I don't know who the distributors are in your area. However, Siemens, Schneider, Koyo, Omron, Mitsubishi, etc. are all good candidates to consider. Put your hardware requirements list together (don't forget programming software), contact some local distributors, and talk to them about the application. You want to make sure that not only does the hardware work, but also that you can lay your hands on spare parts quickly when necessary.
I've had pretty good luck with Unitronics Vision series PLC/HMI for small applications. The units are reasonably priced (< $1000, depending on model) and the programming software can be downloaded for free at the company's website

CANbus and RS-232 is standard and an ethernet or RS-485 port are available as options. For a minimum working system, you'll need the base unit plus a "Snap I/O" module, which as the name implies, snaps onto the rear of the main unit.
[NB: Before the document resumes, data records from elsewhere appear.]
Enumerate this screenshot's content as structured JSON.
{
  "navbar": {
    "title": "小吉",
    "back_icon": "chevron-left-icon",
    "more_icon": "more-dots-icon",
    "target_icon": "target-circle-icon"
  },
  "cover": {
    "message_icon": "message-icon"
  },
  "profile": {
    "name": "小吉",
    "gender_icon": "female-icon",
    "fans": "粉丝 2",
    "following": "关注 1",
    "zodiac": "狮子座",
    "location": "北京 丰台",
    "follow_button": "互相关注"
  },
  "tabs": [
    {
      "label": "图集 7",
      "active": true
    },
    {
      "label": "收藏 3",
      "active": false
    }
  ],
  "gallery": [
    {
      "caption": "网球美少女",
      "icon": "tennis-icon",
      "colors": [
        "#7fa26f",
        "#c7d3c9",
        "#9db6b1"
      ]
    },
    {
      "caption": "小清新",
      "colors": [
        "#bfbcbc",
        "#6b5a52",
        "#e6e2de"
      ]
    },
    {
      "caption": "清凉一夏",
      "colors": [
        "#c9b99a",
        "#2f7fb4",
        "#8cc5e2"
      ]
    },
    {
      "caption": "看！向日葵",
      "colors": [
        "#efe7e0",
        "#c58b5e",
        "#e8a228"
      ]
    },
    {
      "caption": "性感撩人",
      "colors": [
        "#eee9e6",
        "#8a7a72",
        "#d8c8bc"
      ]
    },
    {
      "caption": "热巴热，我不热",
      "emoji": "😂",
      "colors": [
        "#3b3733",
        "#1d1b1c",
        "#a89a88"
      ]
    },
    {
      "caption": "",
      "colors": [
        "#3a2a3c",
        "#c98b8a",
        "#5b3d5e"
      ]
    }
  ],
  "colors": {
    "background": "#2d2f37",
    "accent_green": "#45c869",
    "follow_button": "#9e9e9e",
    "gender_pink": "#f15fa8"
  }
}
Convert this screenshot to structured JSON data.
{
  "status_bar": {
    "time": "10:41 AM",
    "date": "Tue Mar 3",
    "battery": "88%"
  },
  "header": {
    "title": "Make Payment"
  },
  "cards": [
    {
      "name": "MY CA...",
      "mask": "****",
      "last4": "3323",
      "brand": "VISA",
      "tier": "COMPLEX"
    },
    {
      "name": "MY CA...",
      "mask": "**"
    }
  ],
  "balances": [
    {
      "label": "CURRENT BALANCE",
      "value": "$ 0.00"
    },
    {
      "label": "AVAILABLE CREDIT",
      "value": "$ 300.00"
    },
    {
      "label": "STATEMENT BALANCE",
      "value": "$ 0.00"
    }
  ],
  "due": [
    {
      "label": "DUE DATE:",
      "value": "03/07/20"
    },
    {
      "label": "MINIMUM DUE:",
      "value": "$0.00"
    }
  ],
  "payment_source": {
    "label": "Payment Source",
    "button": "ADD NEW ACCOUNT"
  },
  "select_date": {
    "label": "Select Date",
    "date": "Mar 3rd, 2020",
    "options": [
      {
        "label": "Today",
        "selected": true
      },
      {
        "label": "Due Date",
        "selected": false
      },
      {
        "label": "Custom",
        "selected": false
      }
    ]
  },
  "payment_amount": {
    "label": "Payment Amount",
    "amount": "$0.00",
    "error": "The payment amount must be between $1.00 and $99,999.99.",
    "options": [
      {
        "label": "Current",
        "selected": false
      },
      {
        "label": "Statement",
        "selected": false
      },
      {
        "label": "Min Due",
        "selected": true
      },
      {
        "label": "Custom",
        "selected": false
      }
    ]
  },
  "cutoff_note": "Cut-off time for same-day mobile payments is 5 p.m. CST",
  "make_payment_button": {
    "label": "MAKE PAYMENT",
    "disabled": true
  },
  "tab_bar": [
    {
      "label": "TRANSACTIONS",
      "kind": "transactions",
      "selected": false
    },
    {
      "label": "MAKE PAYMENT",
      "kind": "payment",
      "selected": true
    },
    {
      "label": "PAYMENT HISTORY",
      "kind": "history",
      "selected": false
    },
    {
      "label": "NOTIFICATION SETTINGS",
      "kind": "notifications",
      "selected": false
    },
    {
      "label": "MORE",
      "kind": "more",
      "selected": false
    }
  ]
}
Only downside so far is they're in a plastic housing. Also, the analog I/O is uni-polar.
I have been using these units to replace a similar Siemens C7-613 ($4K)

My two cents...

I have no business or financial relationship with either Unitronics or their distributors other than that of a satisfied customer.

Marcos T. B.


An "hydraulic press machine" may need to comply with several regulations. This may include special hardware and software, beyond the client requirements.

Just a remainder.

Marcos T. B.
Mr. Tom,

1. Prepare FDS (Functional Design Specification) in which you have to explain your requirements, designed hardware structure, communication protocols & links between devices, electrical standards following, PLC program details, functioning of the system, etc. with necessary drawings. Based on the FDS, project development activities will be started.

2. Then comes DDS (Detailed Design Specifications), in which you have to explain how you developed the system and HMI screens and total system. This document is usually prepared in parallel with the project development activities.

3. Then prepare the system test documents-FAT & SAT, etc.

I hope this is what you are expecting.